Today, my voice has become my identity.
IMAGE: Rani and Aamir Khan in Ghulam.
You played a physically challenged character in Black and now, you play one in Hichki. Which role was more challenging?
Both were challenging.
When you play such sensitive characters, you have to keep in mind the sensitivity of the people who are actually have that (disability).
With Hichki, I felt it could become comical. A lot of people with Tourette's Syndrome... people laugh at them.
In the US, a lot of people suffering from this have become stand-up comedians. They don't mind people laughing at them, but pay for it! They have made a career out of it.
I can't do that in films. I can't make Naina Mathur a stand-up comedian.
So it has to be done in a sensitive way. Even if they begin with laughs, they should change and feel empathetic towards people who have this.
IMAGE: Rani with her daughter Adira. Photograph: Pradeep Bandekar
How do you balance work and family life?
When I was shooting for the film, I used to go early in the morning.
I used to finish five, six hours of work and return before her lunch time, so that she doesn't miss me too much.
When a baby wakes up, she has her whole routine.
I used to make sure that before she missed me, I should be back.
Now, slowly, I've started telling her that I'm going for shooting.
Yesterday, when I returned from my promotions, she asked, 'Mumma, aap shooting pe gaye the? Make-up nikal diya?'
I said, yes.
She understands because when she sees me without make-up, she realises I'm completely (different).
When she sees these things (make-up) happening, she'll be like 'Yeh kya hai, mumma?' Then I have to explain that this is make-up.
She's very happy when I remove my make-up.

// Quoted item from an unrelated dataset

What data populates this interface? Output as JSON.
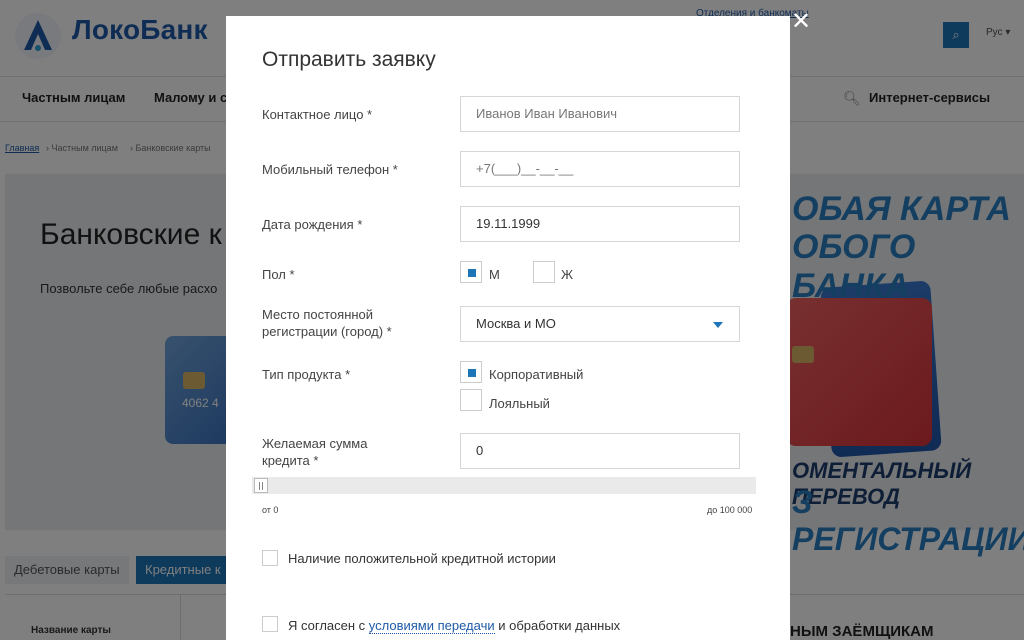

Both her father and she have this complaint that I should never be in make-up.
When I come home, the first thing my husband says is, 'Go, remove your make-up.'
Will Aditya Chopra ever direct you?
Usko bola na!
You will be 40 on March 21.
It's an amazing age to step into.
When we were young, we used to feel life is over at 40.
Now, life starts at 40. Especially for me, because I have just given birth to my daughter, so my life is just beginning.
My new career is beginning, so I am like a newcomer in this profession and raring to go.